As a whole, how would you describe your rookie split with Fnatic?
I was lucky being picked up by Fnatic, because they are not only the most popular team in EU, but also an experienced team with a really solid structure.
Do you feel that some of the community expectations for you this split were fair?
I am not completely sure what the expectations for me were coming into the split, but I want us to be the very best and therefore I have very high expectations for myself. Not necessarily how I perform, but also my growth.
What was the most important thing you learned?
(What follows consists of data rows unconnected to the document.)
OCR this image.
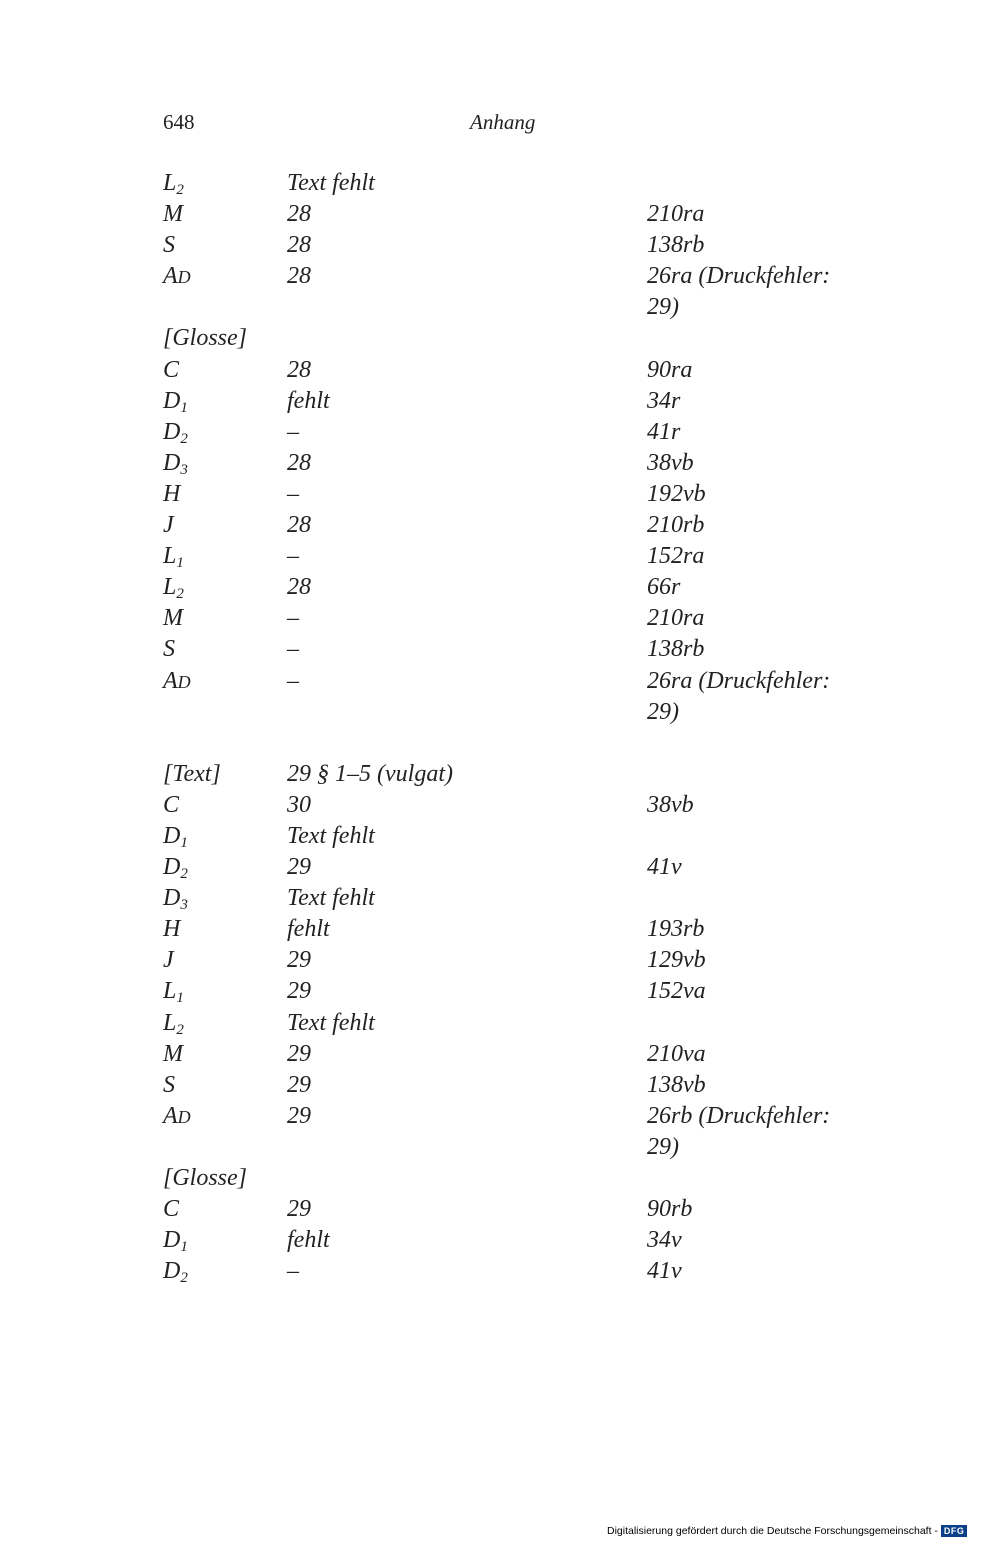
648	Anhang
$L_2$	Text fehlt
M	28	210ra
S	28	138rb
AD	28	26ra (Druckfehler:
29)
[Glosse]
C	28	90ra
$D_1$	fehlt	34r
$D_2$	–	41r
$D_3$	28	38vb
H	–	192vb
J	28	210rb
$L_1$	–	152ra
$L_2$	28	66r
M	–	210ra
S	–	138rb
AD	–	26ra (Druckfehler:
29)
[Text]	29 § 1–5 (vulgat)
C	30	38vb
$D_1$	Text fehlt
$D_2$	29	41v
$D_3$	Text fehlt
H	fehlt	193rb
J	29	129vb
$L_1$	29	152va
$L_2$	Text fehlt
M	29	210va
S	29	138vb
AD	29	26rb (Druckfehler:
29)
[Glosse]
C	29	90rb
$D_1$	fehlt	34v
$D_2$	–	41v
Digitalisierung gefördert durch die Deutsche Forschungsgemeinschaft - DFG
I think setting up a schedule is probably the most important thing I learned, because it keeps my life healthy in a longer period, but I also took a lot from the G2 series about how to transition from game to game in a longer series.
What was the most difficult part?
I am a really competitive person, so losing always feels bad, other than that I would say overcoming the issues we had during the split. It is never fun to underperform and be forced to make changes.
Your roster had some veterans of the competitive scene in Rekkles and sOAZ. What was it like playing with these guys, and how did they impact your experience this split?
Personally I did not know what to expect coming into the split, but the fact that everyone else felt comfortable definitely made me less stressed about moving to a foreign country and [playing] in front of viewers.
Outside of the game, how did Fnatic support your rookie split? I saw the organization added a mental coach in January.
As I mentioned earlier I really liked it here, I never lacked anything or felt like something was not right, which meant that I could focus on improving and getting used to being a pro player. This was because of our mental coach but also our manager and coach-manager.
How did the team dynamic change once Broxah came up from FNC Academy? As the “new guys,” did you talk about how to handle your first LCS split? What was that relationship like?
It was fun to play with someone that was newer than myself, because it made me feel experienced, but it was kinda unfortunate timing for him to join, because we were having some issues at the time, luckily towards the end of the split we managed to overcome the issues and for next split we should look even stronger.
Can you describe your mindset during the EU LCS semifinal series? You seemed pretty comfortable on Aurelion Sol.
In Week 10 against Misfits as well as our games against H2K, I had a feeling we would win and it really helped me calm down, but when I woke up on the day of our semifinal I did not have that feeling, and even after our very one-sided Game 1 I had a bad feeling about the series.
I personally was not able to bring what I should have brought, and therefore looking at the series gives me a bad feeling. Hopefully that will not be our last playoffs and coming into summer playoffs we have a debt to repay with G2.
Anything else to add?
As a final note I would like to tell everyone cheering for me that I am really sorry I have not been active on social media and I did not stream, but this split has been a roller coaster ride and I am still a bit dizzy. For the next split I will try to be a lot more active and maybe even stream. I also want to say thank you, reading all your comments give me a smile on my lips.